Lurah Melawai Kurnia Rita (Parastiti Kharisma Putri/detikcom)
Jakarta – Puluhan pedagang kaki lima (PKL) berdagang di sepanjang trotoar di wilayah Melawai, Kebayoran Baru, Jakarta Selatan. Lurah Melawai Kurnia Rita mengakui dirinyalah yang menata PKL di kawasan tersebut.
Rita menjelaskan penertiban PKL di kawasan Melawai sudah sering dilakukan, bahkan oleh lurah sebelumnya. Namun para PKL membandel dan tetap kembali berdagang di trotoar.

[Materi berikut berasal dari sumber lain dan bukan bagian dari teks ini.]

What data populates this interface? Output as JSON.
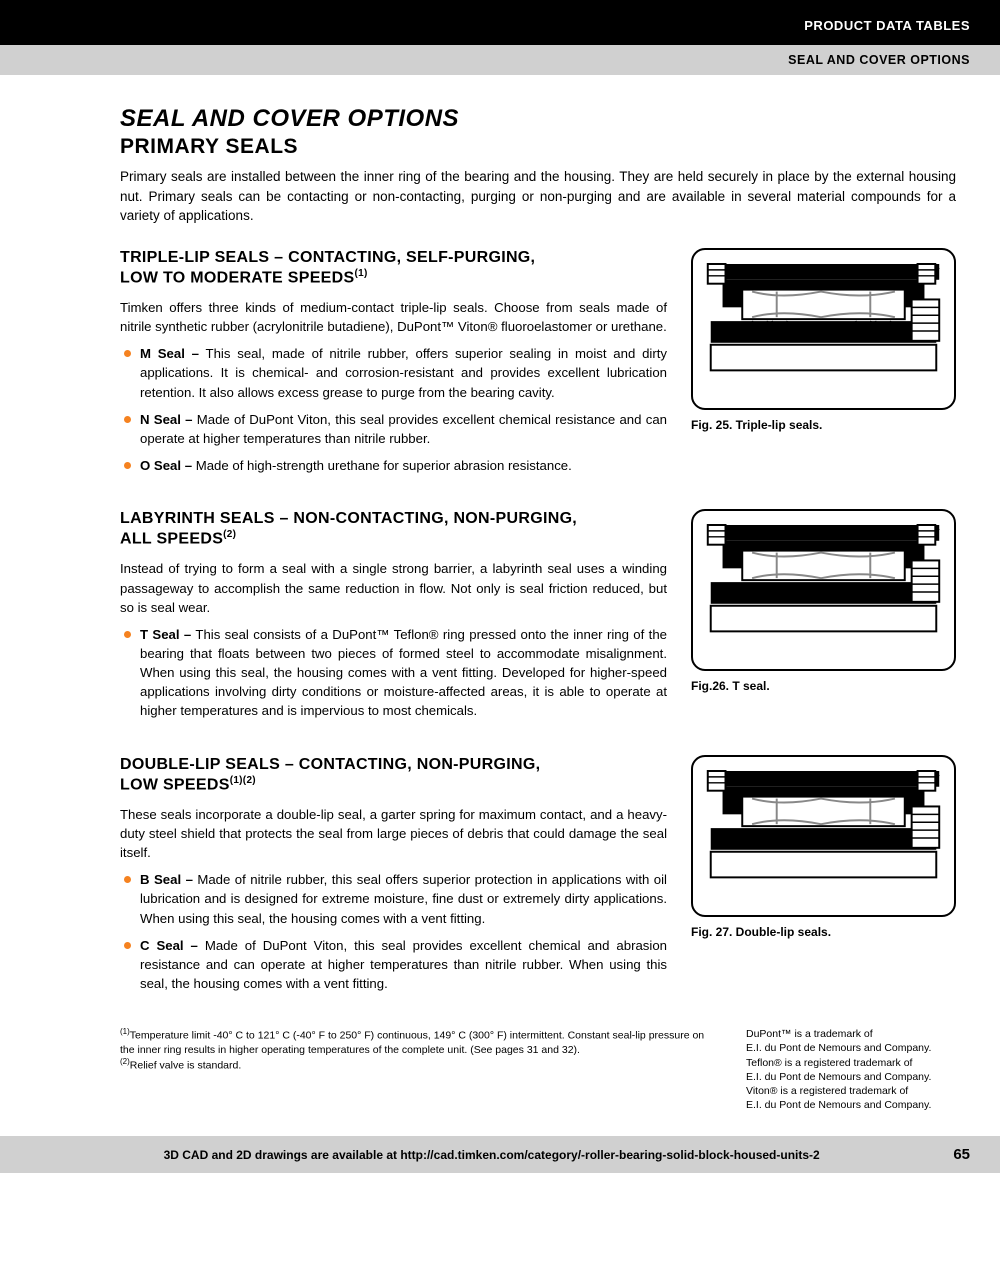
{
  "header": {
    "top_label": "PRODUCT DATA TABLES",
    "sub_label": "SEAL AND COVER OPTIONS"
  },
  "titles": {
    "main": "SEAL AND COVER OPTIONS",
    "sub": "PRIMARY SEALS"
  },
  "intro": "Primary seals are installed between the inner ring of the bearing and the housing. They are held securely in place by the external housing nut. Primary seals can be contacting or non-contacting, purging or non-purging and are available in several material compounds for a variety of applications.",
  "sections": [
    {
      "heading_line1": "TRIPLE-LIP SEALS – CONTACTING, SELF-PURGING,",
      "heading_line2": "LOW TO MODERATE SPEEDS",
      "heading_sup": "(1)",
      "body": "Timken offers three kinds of medium-contact triple-lip seals. Choose from seals made of nitrile synthetic rubber (acrylonitrile butadiene), DuPont™ Viton® fluoroelastomer or urethane.",
      "items": [
        {
          "bold": "M Seal –",
          "text": " This seal, made of nitrile rubber, offers superior sealing in moist and dirty applications. It is chemical- and corrosion-resistant and provides excellent lubrication retention. It also allows excess grease to purge from the bearing cavity."
        },
        {
          "bold": "N Seal –",
          "text": " Made of DuPont Viton, this seal provides excellent chemical resistance and can operate at higher temperatures than nitrile rubber."
        },
        {
          "bold": "O Seal –",
          "text": " Made of high-strength urethane for superior abrasion resistance."
        }
      ],
      "fig_caption": "Fig. 25. Triple-lip seals."
    },
    {
      "heading_line1": "LABYRINTH SEALS – NON-CONTACTING, NON-PURGING,",
      "heading_line2": "ALL SPEEDS",
      "heading_sup": "(2)",
      "body": "Instead of trying to form a seal with a single strong barrier, a labyrinth seal uses a winding passageway to accomplish the same reduction in flow. Not only is seal friction reduced, but so is seal wear.",
      "items": [
        {
          "bold": "T Seal –",
          "text": " This seal consists of a DuPont™ Teflon® ring pressed onto the inner ring of the bearing that floats between two pieces of formed steel to accommodate misalignment. When using this seal, the housing comes with a vent fitting. Developed for higher-speed applications involving dirty conditions or moisture-affected areas, it is able to operate at higher temperatures and is impervious to most chemicals."
        }
      ],
      "fig_caption": "Fig.26. T seal."
    },
    {
      "heading_line1": "DOUBLE-LIP SEALS – CONTACTING, NON-PURGING,",
      "heading_line2": "LOW SPEEDS",
      "heading_sup": "(1)(2)",
      "body": "These seals incorporate a double-lip seal, a garter spring for maximum contact, and a heavy-duty steel shield that protects the seal from large pieces of debris that could damage the seal itself.",
      "items": [
        {
          "bold": "B Seal –",
          "text": " Made of nitrile rubber, this seal offers superior protection in applications with oil lubrication and is designed for extreme moisture, fine dust or extremely dirty applications. When using this seal, the housing comes with a vent fitting."
        },
        {
          "bold": "C Seal –",
          "text": " Made of DuPont Viton, this seal provides excellent chemical and abrasion resistance and can operate at higher temperatures than nitrile rubber. When using this seal, the housing comes with a vent fitting."
        }
      ],
      "fig_caption": "Fig. 27. Double-lip seals."
    }
  ],
  "footnotes_left": [
    {
      "sup": "(1)",
      "text": "Temperature limit -40° C to 121° C (-40° F to 250° F) continuous, 149° C (300° F) intermittent. Constant seal-lip pressure on the inner ring results in higher operating temperatures of the complete unit. (See pages 31 and 32)."
    },
    {
      "sup": "(2)",
      "text": "Relief valve is standard."
    }
  ],
  "footnotes_right": "DuPont™ is a trademark of\nE.I. du Pont de Nemours and Company.\nTeflon® is a registered trademark of\nE.I. du Pont de Nemours and Company.\nViton® is a registered trademark of\nE.I. du Pont de Nemours and Company.",
  "footer": {
    "cad_text": "3D CAD and 2D drawings are available at http://cad.timken.com/category/-roller-bearing-solid-block-housed-units-2",
    "page_num": "65"
  },
  "colors": {
    "accent": "#f58220",
    "black": "#000000",
    "gray_bar": "#d0d0d0"
  }
}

Menurut Rita, yang menjabat lurah sejak 2016, penertiban PKL pun pernah dilakukan dari tingkat kota. Pascapenertiban itu, kantornya langsung digeruduk para pedagang. Agar persoalan ini tidak terus berulang, mediasi pun dilakukan dirinya dengan berbagai pihak terkait, termasuk Camat Kebayoran Baru.

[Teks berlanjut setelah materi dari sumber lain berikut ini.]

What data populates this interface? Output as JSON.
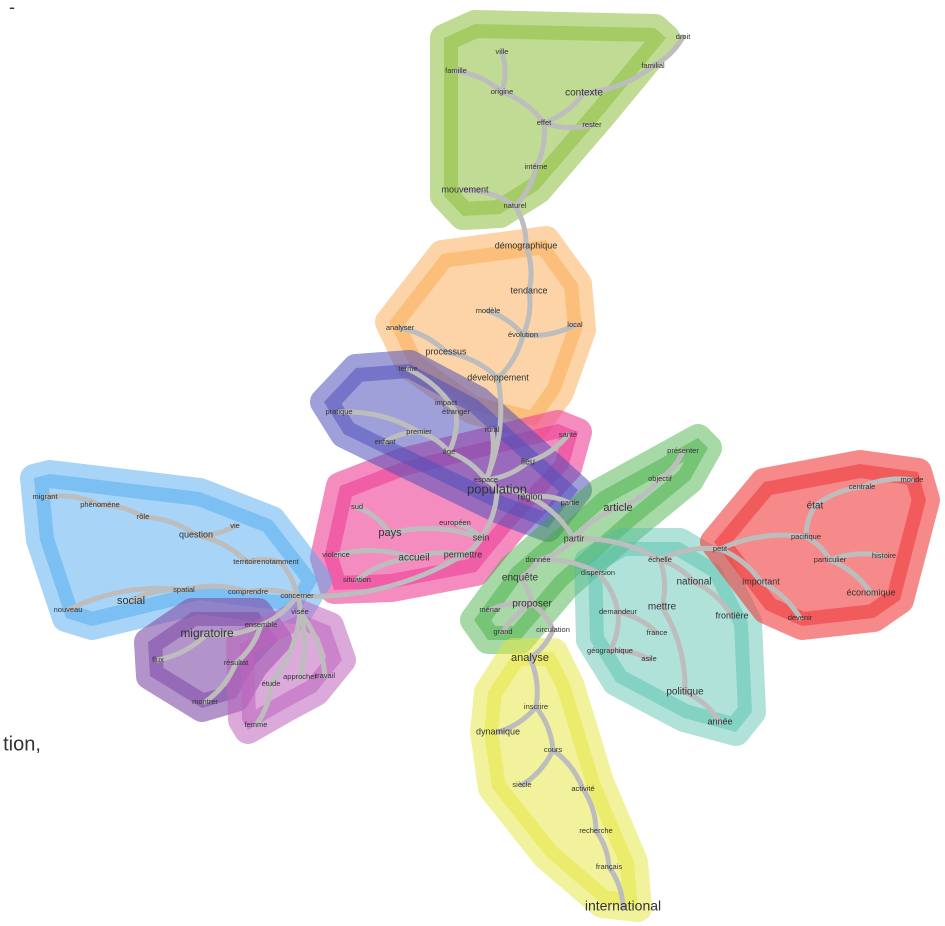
{
  "fragments": [
    "-",
    "tion,"
  ],
  "nodes": [
    {
      "label": "droit"
    },
    {
      "label": "familial"
    },
    {
      "label": "ville"
    },
    {
      "label": "famille"
    },
    {
      "label": "origine"
    },
    {
      "label": "contexte"
    },
    {
      "label": "effet"
    },
    {
      "label": "rester"
    },
    {
      "label": "intérne"
    },
    {
      "label": "mouvement"
    },
    {
      "label": "naturel"
    },
    {
      "label": "démographique"
    },
    {
      "label": "tendance"
    },
    {
      "label": "modèle"
    },
    {
      "label": "local"
    },
    {
      "label": "analyser"
    },
    {
      "label": "évolution"
    },
    {
      "label": "processus"
    },
    {
      "label": "développement"
    },
    {
      "label": "terme"
    },
    {
      "label": "pratique"
    },
    {
      "label": "impact"
    },
    {
      "label": "étranger"
    },
    {
      "label": "premier"
    },
    {
      "label": "enfant"
    },
    {
      "label": "rural"
    },
    {
      "label": "âge"
    },
    {
      "label": "santé"
    },
    {
      "label": "lieu"
    },
    {
      "label": "espace"
    },
    {
      "label": "population"
    },
    {
      "label": "sud"
    },
    {
      "label": "pays"
    },
    {
      "label": "européen"
    },
    {
      "label": "sein"
    },
    {
      "label": "région"
    },
    {
      "label": "partie"
    },
    {
      "label": "violence"
    },
    {
      "label": "accueil"
    },
    {
      "label": "permettre"
    },
    {
      "label": "situation"
    },
    {
      "label": "article"
    },
    {
      "label": "présenter"
    },
    {
      "label": "objectif"
    },
    {
      "label": "partir"
    },
    {
      "label": "donnée"
    },
    {
      "label": "dispersion"
    },
    {
      "label": "échelle"
    },
    {
      "label": "national"
    },
    {
      "label": "enquête"
    },
    {
      "label": "proposer"
    },
    {
      "label": "mettre"
    },
    {
      "label": "frontière"
    },
    {
      "label": "demandeur"
    },
    {
      "label": "ménar"
    },
    {
      "label": "grand"
    },
    {
      "label": "circulation"
    },
    {
      "label": "france"
    },
    {
      "label": "géographique"
    },
    {
      "label": "asile"
    },
    {
      "label": "politique"
    },
    {
      "label": "année"
    },
    {
      "label": "centrale"
    },
    {
      "label": "monde"
    },
    {
      "label": "état"
    },
    {
      "label": "pacifique"
    },
    {
      "label": "petit"
    },
    {
      "label": "particulier"
    },
    {
      "label": "histoire"
    },
    {
      "label": "important"
    },
    {
      "label": "économique"
    },
    {
      "label": "devenir"
    },
    {
      "label": "analyse"
    },
    {
      "label": "inscrire"
    },
    {
      "label": "dynamique"
    },
    {
      "label": "cours"
    },
    {
      "label": "siècle"
    },
    {
      "label": "activité"
    },
    {
      "label": "recherche"
    },
    {
      "label": "français"
    },
    {
      "label": "international"
    },
    {
      "label": "migrant"
    },
    {
      "label": "phénomène"
    },
    {
      "label": "rôle"
    },
    {
      "label": "vie"
    },
    {
      "label": "question"
    },
    {
      "label": "territoire"
    },
    {
      "label": "notamment"
    },
    {
      "label": "social"
    },
    {
      "label": "spatial"
    },
    {
      "label": "comprendre"
    },
    {
      "label": "concerner"
    },
    {
      "label": "nouveau"
    },
    {
      "label": "migratoire"
    },
    {
      "label": "ensemble"
    },
    {
      "label": "flux"
    },
    {
      "label": "résultat"
    },
    {
      "label": "montrer"
    },
    {
      "label": "visée"
    },
    {
      "label": "approcher"
    },
    {
      "label": "travail"
    },
    {
      "label": "étude"
    },
    {
      "label": "femme"
    }
  ]
}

Dari mediasi itu, disepakati para PKL akan ditata oleh Suku Dinas Koperasi dan UKM Kota Jakarta Selatan. Rita mengatakan saat itu ada tiga lokasi yang dia usulkan, yakni Jalan Sunan Ampel, Jalan Wijaya IX, dan Falatehan. Penataan itu disepakati dengan persyaratan, jika nantinya ada protes, PKL akan ditertibkan.
PKL berspanduk OK OCE membuka lapak di trotoar Jaksel. (Dyah Paramita Saraswati/detikcom)
Karena ada kesepakatan itulah, menurut dia, para PKL yang berdagang di trotoar di Jalan Sunan Ampel tidak melanggar aturan.
Baca juga: Lurah Melawai: Kalau Banyak Aduan, PKL di Trotoar Ditertibkan
“Jadi, karena sudah kesepakatan hasil rapat antara kelurahan, pak camat, PKL (pedagang kaki lima), kalau sudah sepakat, ya tidak melanggar aturan,” ujarnya saat ditemui detikcom di kantornya, Selasa (27/2/2018).
Meski demikian, menurut Rita, para PKL saat itu juga diminta menaati aturan. Para PKL saat itu sudah sepakat siap ditertibkan jika ada masyarakat yang memprotes keberadaan mereka.
PKL di trotoar mencopot spanduk OK OCE (Foto: dok. Dinas KUMKMP DKI Jakarta)
“Mereka harus ikuti aturan, harus rapi. Kalau nggak, bisa saya ratain,” tegasnya. “Biasanya penertiban nggak langsung, ada surat peringatan (SP). Ada SP1, SP2, baru SP3, diangkut kalau tetap bandel,” sambungnya.
Sekretaris Kelurahan Melawai yang mendampingi Rita, Ngolu Simanjuntak, menyatakan hal sama. Menurutnya, penempatan PKL di trotoar Jalan Sunan Ampel merupakan solusi terbaik. Penertiban, menurutnya, sudah sering dilakukan, namun tetap saja PKL membandel kembali lagi.
“Kami dulu ngomong sama mereka, apabila ada masyarakat yang komplain, kalian (PKL) semua harus keluar dari sini, harus ditertibkan. Karena apa, secara aturan, perda tentang ketertiban umum, ya kan nggak bisa sebenarnya. Tapi soal benar dan salah ya kita nggak… gimana ya… susah mengapakan… Sudah kita tertibin, mereka datang lagi, dua minggu tiga minggu lagi, datang lagi. Kita kan nggak mungkin 24 jam di situ,” kata Ngolu.
“Jadi masalah perut. Jadi orang berjuang untuk menghidupi keluarganya. Bukan suatu pembenaran sih, tapi itu realitas. Di mana ada keramaian, di situ ada PKL, benar nggak? Lihat saja car free day, ada mi ayam di situ, bakso. Di mana ada keramaian di Jakarta, di situ ada PKL,” sambungnya.
Ngolu menegaskan pihak kelurahan tidak ada melakukan pungutan kepada PKL untuk bisa berjualan di trotoar. Menurutnya, penataan PKL adalah solusi terbaik dibanding dengan hanya melakukan penertiban.
“Penertiban itu nggak bikin solusi, nggak banyaklah yang bisa di… ada beberapa persenlah yang bisa memberikan solusi, tapi kebanyakan tidak. Terbukti kan. Masalah PKL sampai sekarang belum clear. Perda 8 Tahun 2007 sudah berapa tahun, tuh? Kalau itu bisa terlaksana, ada lagi nggak PKL melanggar?” ucapnya.